Menurut Subronto (2004), organ hati yang menderita akan
mengalami fibrosis, empedu kurang dihasilkan, dan cacing dewasa juga
menghisap darah segar hospes. Secara ekonomik kerugian infeksi cacing
berkisar dari 8 sampai lebih dari 20% pada sapi. Kerugian pada peternak
akibat fascioliasis menurunkan nilai jual sapi dan nilai jual hati karena
penurunan berat serta tertahannya pertumbuhan badan, hati yang terbuang
dan kematian. Menurut penjual daging di dari pasar Colombo Sleman
Yogyakarta, harga organ hati per-kg sebesar Rp.70.000,00 dan berat organ
hati rata-rata adalah 5 kg, sebanyak 21 sampel terkena fascioliaisis dengan
derajat kerusakan 50% sebanyak 10 sampel (kerugian 10 × 50% × 5 kg ×
Rp.70.000,00 = Rp.1.750.000,00), <50% sebanyak 7 sampel (kerugian 7 ×
25% × 5 kg × Rp.70.000,00 = Rp.612.000,00) , >50% sebanyak 4 sampel (4
× 75% × 5 kg × Rp.70.000 = Rp.1.050.000,00). Total kerugian 21 sampel
yang terkena fascioliasis sebesar Rp.3.412.500,00 (Rp.1.750.000,00 +
Rp.612.000,00 + Rp.1.050.000,00). Kerugian peternak untuk penjualan
organ hati pada periode bulan April dapat diperkirakan sebesar
Rp.3.412.000,00 ( 46% (3.412.000 ÷ 7.350.000 × 100%) ).
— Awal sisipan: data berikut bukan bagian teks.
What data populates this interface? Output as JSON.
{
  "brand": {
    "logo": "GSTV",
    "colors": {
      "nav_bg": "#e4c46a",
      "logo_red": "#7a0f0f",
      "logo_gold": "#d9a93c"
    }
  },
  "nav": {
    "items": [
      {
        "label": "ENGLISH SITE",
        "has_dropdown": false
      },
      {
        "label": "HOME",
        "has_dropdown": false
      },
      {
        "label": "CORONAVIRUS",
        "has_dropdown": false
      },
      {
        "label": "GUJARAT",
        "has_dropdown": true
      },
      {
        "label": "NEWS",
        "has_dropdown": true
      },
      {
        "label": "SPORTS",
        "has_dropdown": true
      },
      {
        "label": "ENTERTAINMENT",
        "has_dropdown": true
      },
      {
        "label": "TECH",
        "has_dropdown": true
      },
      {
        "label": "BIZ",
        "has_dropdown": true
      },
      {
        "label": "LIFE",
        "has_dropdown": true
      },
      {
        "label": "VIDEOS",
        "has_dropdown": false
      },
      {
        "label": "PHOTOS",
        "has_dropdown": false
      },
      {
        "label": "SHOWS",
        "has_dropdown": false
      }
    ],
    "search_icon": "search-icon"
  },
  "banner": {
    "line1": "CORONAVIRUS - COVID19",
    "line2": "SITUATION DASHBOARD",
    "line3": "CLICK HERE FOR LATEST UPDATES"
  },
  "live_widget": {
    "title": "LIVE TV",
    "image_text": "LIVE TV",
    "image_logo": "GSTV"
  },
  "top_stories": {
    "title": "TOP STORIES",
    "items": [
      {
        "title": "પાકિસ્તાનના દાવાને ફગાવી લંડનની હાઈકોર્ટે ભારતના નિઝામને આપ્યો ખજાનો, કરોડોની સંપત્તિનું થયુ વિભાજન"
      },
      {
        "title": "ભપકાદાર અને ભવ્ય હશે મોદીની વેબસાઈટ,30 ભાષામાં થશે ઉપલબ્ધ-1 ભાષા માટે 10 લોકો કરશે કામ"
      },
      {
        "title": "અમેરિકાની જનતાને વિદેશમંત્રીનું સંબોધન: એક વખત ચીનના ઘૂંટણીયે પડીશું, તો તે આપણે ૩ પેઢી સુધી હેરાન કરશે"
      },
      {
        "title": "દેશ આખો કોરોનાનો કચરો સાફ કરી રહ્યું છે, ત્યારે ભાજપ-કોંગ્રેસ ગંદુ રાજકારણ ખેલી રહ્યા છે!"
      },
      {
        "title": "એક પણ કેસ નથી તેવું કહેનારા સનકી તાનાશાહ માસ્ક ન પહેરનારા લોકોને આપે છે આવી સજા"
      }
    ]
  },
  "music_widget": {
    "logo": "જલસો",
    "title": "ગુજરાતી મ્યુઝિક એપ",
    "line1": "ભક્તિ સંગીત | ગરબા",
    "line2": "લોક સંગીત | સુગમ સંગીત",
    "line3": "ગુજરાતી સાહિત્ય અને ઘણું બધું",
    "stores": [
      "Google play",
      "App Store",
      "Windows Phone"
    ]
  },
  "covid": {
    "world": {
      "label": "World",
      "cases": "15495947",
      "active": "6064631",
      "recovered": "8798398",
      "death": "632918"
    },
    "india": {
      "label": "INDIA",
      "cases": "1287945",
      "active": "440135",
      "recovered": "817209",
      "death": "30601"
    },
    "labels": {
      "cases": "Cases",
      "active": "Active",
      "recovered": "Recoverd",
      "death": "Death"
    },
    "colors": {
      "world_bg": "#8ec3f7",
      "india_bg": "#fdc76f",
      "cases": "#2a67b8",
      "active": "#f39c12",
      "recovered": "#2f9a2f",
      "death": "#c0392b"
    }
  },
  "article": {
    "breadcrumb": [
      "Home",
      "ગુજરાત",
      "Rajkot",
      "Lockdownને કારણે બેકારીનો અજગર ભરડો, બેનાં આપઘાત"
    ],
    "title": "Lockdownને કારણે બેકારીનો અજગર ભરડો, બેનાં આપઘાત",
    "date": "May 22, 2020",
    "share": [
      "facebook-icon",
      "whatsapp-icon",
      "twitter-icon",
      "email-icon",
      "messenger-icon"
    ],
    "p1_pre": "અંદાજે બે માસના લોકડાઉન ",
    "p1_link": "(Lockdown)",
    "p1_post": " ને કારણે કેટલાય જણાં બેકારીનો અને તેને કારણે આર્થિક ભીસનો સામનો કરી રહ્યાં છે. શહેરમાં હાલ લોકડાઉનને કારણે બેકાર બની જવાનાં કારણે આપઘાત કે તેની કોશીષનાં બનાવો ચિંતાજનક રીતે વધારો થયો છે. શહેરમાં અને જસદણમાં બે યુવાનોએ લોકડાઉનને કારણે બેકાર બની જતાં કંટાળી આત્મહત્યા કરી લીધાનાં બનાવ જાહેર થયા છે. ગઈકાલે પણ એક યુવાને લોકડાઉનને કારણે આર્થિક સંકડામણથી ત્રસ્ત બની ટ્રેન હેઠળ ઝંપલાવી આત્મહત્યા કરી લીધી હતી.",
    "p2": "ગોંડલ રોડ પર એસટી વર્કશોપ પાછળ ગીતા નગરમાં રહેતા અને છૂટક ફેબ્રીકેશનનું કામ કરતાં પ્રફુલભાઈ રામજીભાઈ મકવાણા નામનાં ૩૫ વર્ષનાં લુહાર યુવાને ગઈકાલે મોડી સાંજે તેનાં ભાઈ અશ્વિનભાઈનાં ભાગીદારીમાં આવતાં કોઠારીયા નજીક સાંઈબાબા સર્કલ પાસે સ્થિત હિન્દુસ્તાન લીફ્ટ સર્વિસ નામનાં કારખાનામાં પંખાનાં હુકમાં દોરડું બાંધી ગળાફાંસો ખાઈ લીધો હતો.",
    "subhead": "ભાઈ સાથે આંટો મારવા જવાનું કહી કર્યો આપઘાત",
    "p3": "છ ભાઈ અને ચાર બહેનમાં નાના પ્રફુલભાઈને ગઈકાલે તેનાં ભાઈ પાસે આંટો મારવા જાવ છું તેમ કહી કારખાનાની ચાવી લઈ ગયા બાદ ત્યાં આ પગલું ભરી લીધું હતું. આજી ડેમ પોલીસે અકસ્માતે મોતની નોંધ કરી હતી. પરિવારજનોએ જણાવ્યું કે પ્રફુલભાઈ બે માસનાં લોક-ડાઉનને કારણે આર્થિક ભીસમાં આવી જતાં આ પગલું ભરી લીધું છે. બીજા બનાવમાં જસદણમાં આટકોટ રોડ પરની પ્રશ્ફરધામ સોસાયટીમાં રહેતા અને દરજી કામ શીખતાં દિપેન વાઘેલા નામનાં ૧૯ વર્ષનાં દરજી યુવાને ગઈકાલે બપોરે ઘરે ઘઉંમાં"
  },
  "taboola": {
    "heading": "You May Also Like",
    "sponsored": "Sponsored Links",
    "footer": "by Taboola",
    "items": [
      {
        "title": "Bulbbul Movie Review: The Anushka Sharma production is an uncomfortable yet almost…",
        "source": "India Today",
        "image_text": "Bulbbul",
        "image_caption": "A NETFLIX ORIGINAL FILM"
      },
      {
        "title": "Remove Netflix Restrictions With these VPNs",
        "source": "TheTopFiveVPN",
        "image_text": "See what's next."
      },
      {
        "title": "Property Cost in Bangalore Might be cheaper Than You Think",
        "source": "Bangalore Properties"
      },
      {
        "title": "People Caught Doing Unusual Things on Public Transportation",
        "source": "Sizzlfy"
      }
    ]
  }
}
Terjadinya penyakit fascioliasis yaitu terdapat cacing dewasa dalam
saluran utama empedu dan kandung empedu. Telur yang keluar bersama
tinja belum berembrio. Setelah menetas keluar miracidium. Miracidium
dengan aktif mencari siput air tawar lymnaea rubiginosa, dan menembus
masuk dalam tubuh siput. Dalam tubuh siput larva itu tumbuh menjadi
sporokista yang secara partenogenetis membentuk redia I dan selanjutnya
secara yang sama membentuk redia II. Dengan cara yang sama pula didalam
tubuh redia II terbentuk cercariae. Cercariae kemudian keluar dan berenang
di air. Cercariae ini telah infektif. jika cercaria tidak tertelan oleh hospes
akhir maka cacing hati umum muda ini menempel pada benda seperti
tumbuhan
air
dan
sebagainya,
lalu
melepaskan
ekornya
menjadi
metacercaria dan tumbuhan termakan oleh ternak menembus usus
(duodenum) menerobos rongga peritonium mencapai tepi jaringan hati
menembus sampai saluran empedu kemudian tinggal, berkembang dan
bertelur lagi dalam saluran hati (Brotowidjoyo, 1976).
lymnea rubigenosa adalah nama genus keong yang pada umumnya
merupakan hospes intermedier cacing Trematoda. Spesies lymnea tersebut
merupakan hospes intermedier Fasciola gigantica yaitu cacing hati parasit
pada hati sapi. Keong tersebut terinfeksi oleh mirasidium(larva yang keluar
dari telur Fasciola yang menetas) didalam tubuh keong mirasidium tumbuh
dan berkembang secara aseksual (sporosista dan redia) menghasilkan
serkaria yangkemudian menjadi metaserkaria infektif terhadap sapi
(Sumartono, 2010). Fasciola gigantica terdapat dalam pembuluh empedu
sapi, domba, dan mamalia lain diseluruh dunia, tetapi tampaknya tidak di
Amerika selatan. Ia menggantikan kedudukan Fasciola hepatica di Timur
Jauh berkembang lebih baik di daerah tropis dibanding Fasciola gigantica
(Levine, 1994).
Penyakit yang disebabkan oleh Fasciola hepatica ialah salah satu
penyakit parasiter yang terpenting pada hewan ternak di Indonesia. Menurut
penyelidikan Edney dan Muchlis kerugian yang ditimbulkan penyakit ini
untuk seluruh Indonesia ialah kehilangan tiap-tiap tahun sebanyak kira-kira
5 – 7 setengah juta kilo berat badan. Kerugian ini terbesar di antara hewanhewan muda (Ressang, 1984).